The benchmark index of Pakistan Stock Exchange, KSE-100 index shed 623 points during the week ended on March 18, 2022, mainly during the last 2 sessions. This led to 1.43%WoW decline in total market capitalization of the Index. The daily trading volumes also dried up to 174 million shares as compared to 214 million shares a week ago, posting 18.6%WoW decline. The market’s downward drift has been due to further escalation in country’s political uncertainty as we approach close to 28th March, the day when no confidence vote is due. Similarly, the uncertainty in global commodity markets persisted. Although, Oil prices fell below US$100/barrel during the week, the price rebounded back.
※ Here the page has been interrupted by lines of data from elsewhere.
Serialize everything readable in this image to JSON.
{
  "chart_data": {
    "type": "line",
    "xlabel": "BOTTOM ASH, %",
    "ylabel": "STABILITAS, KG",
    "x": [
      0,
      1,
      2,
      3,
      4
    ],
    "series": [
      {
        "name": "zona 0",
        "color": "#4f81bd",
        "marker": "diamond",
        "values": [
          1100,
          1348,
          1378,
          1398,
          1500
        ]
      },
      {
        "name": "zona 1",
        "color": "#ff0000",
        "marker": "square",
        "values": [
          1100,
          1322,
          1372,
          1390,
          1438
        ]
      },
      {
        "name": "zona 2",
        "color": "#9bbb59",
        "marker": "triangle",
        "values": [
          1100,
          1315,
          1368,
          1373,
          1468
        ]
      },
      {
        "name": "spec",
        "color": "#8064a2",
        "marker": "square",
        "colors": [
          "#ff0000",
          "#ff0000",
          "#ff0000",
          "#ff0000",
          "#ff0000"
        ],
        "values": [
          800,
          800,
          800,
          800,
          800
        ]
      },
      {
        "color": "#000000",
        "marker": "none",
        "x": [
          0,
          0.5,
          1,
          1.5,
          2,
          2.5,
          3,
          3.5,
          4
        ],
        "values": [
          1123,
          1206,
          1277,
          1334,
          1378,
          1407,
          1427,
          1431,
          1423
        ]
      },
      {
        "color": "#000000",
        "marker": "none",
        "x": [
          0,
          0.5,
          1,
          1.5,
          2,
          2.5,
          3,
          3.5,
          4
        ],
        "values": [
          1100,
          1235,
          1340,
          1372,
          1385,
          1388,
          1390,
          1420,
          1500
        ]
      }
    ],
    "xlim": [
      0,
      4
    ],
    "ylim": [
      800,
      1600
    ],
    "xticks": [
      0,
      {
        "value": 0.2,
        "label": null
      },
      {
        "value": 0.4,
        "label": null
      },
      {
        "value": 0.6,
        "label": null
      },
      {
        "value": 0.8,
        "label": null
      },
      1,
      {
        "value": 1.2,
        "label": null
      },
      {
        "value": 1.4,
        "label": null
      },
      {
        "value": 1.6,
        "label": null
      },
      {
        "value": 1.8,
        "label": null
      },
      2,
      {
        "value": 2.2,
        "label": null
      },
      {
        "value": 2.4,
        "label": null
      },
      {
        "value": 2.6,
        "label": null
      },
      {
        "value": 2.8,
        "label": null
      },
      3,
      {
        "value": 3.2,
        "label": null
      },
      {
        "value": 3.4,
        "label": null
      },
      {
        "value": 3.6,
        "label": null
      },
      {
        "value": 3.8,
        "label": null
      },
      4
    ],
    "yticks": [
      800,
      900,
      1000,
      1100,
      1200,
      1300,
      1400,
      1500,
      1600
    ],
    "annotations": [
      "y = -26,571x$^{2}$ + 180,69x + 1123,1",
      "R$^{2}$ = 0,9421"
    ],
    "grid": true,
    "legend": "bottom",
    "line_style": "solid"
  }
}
Other news flow during the week included: 1) Beginning of IMF’s 7th review, 2) GoP keeping the petrol prices unchanged till the next fortnight at a cost of PKR28 billion, 3) PKR hitting another low of PKR180/US$, 4) US FED moving up the interest rate needle by 25bps, 5) cut off yields on PIBs soaring 115bps, 6) ECC approving PKR24.26 subsidy on DAP fertilizer for upcoming Kharif season, 7) banking sector deposits increasing 15%YoY to PkR20trn, and 8) Forex reserves declining 1.7%WoW to US$22.3 billion.
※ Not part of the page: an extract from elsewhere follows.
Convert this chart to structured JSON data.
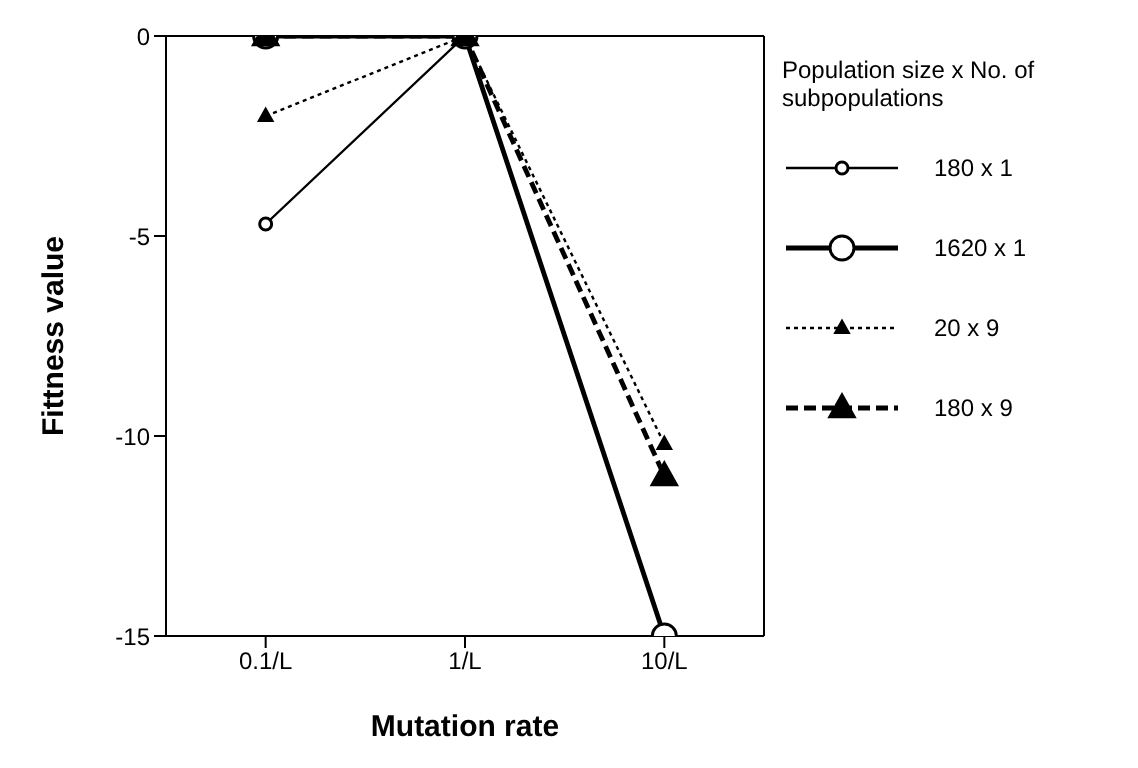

Sector-wise, the gains remained small, with the top performing sectors being: Leather, Woollen, Sugar, Real Estate, and Foods.
The least favorite sectors were: E&P, Leasing, Closed end Mutual Funds, Refinery and Banks.
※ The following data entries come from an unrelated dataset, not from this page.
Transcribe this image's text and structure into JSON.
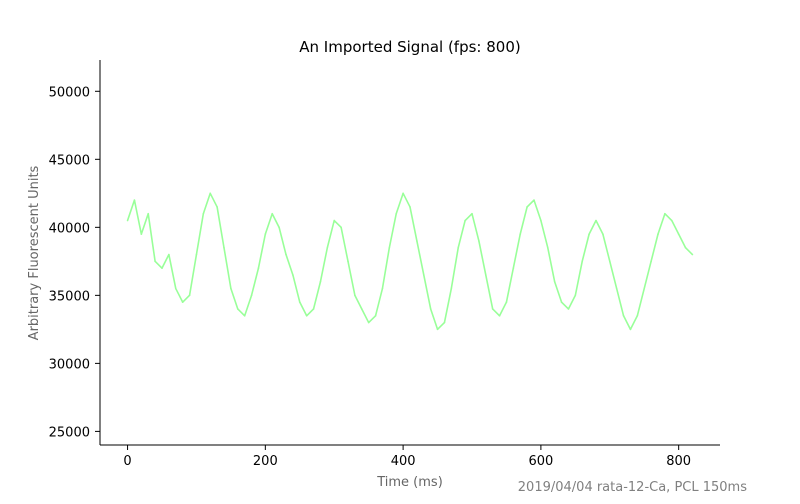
{
  "chart_data": {
    "type": "line",
    "title": "An Imported Signal (fps: 800)",
    "xlabel": "Time (ms)",
    "ylabel": "Arbitrary Fluorescent Units",
    "annotation": "2019/04/04 rata-12-Ca, PCL 150ms",
    "xlim": [
      -40,
      860
    ],
    "ylim": [
      24000,
      52300
    ],
    "x_ticks": [
      0,
      200,
      400,
      600,
      800
    ],
    "y_ticks": [
      25000,
      30000,
      35000,
      40000,
      45000,
      50000
    ],
    "grid": false,
    "series": [
      {
        "color": "#99ff99",
        "x": [
          0,
          10,
          20,
          30,
          40,
          50,
          60,
          70,
          80,
          90,
          100,
          110,
          120,
          130,
          140,
          150,
          160,
          170,
          180,
          190,
          200,
          210,
          220,
          230,
          240,
          250,
          260,
          270,
          280,
          290,
          300,
          310,
          320,
          330,
          340,
          350,
          360,
          370,
          380,
          390,
          400,
          410,
          420,
          430,
          440,
          450,
          460,
          470,
          480,
          490,
          500,
          510,
          520,
          530,
          540,
          550,
          560,
          570,
          580,
          590,
          600,
          610,
          620,
          630,
          640,
          650,
          660,
          670,
          680,
          690,
          700,
          710,
          720,
          730,
          740,
          750,
          760,
          770,
          780,
          790,
          800,
          810,
          820
        ],
        "y": [
          40500,
          42000,
          39500,
          41000,
          37500,
          37000,
          38000,
          35500,
          34500,
          35000,
          38000,
          41000,
          42500,
          41500,
          38500,
          35500,
          34000,
          33500,
          35000,
          37000,
          39500,
          41000,
          40000,
          38000,
          36500,
          34500,
          33500,
          34000,
          36000,
          38500,
          40500,
          40000,
          37500,
          35000,
          34000,
          33000,
          33500,
          35500,
          38500,
          41000,
          42500,
          41500,
          39000,
          36500,
          34000,
          32500,
          33000,
          35500,
          38500,
          40500,
          41000,
          39000,
          36500,
          34000,
          33500,
          34500,
          37000,
          39500,
          41500,
          42000,
          40500,
          38500,
          36000,
          34500,
          34000,
          35000,
          37500,
          39500,
          40500,
          39500,
          37500,
          35500,
          33500,
          32500,
          33500,
          35500,
          37500,
          39500,
          41000,
          40500,
          39500,
          38500,
          38000
        ]
      }
    ]
  }
}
Stock-wise, top performers were: JSCL, SML, KTML, BNWM and NESTLE, while laggards were: PPL, TRG, BAFL, SCBPL and AVN.
Flow-wise, Foreigners remained as the net sellers, offloading US$4.9 million followed by Individuals (US$3.2 million) and Brokers (US$1.7 million). As against this, Banks (US$4.4 million), Companies (US$2.9 million), Insurance Companies (US$2.0 million) and Other organizations (US$1.0 million) were on the buying side.
The political uncertainty amidst the no confidence vote will continue to drive the market, while the start of rollover week will further add to the volatility. Similarly, the market will watch the movement of global commodities very closely and will react accordingly.
Additionally, news flows related to ongoing IMF review would also dictate market sentiments in the coming weeks, warranting a closer look. Analysts advocate for gradual accumulation in fundamental scrips with a longer term focus. They prefer Banks (on possible further monetary tightening by the Central Bank), select-Techs (SYS, AVN) and other select-value stocks (LUCK etc.). They also like Fertilizers (FFC and EFERT) on the back of recent hikes in urea prices.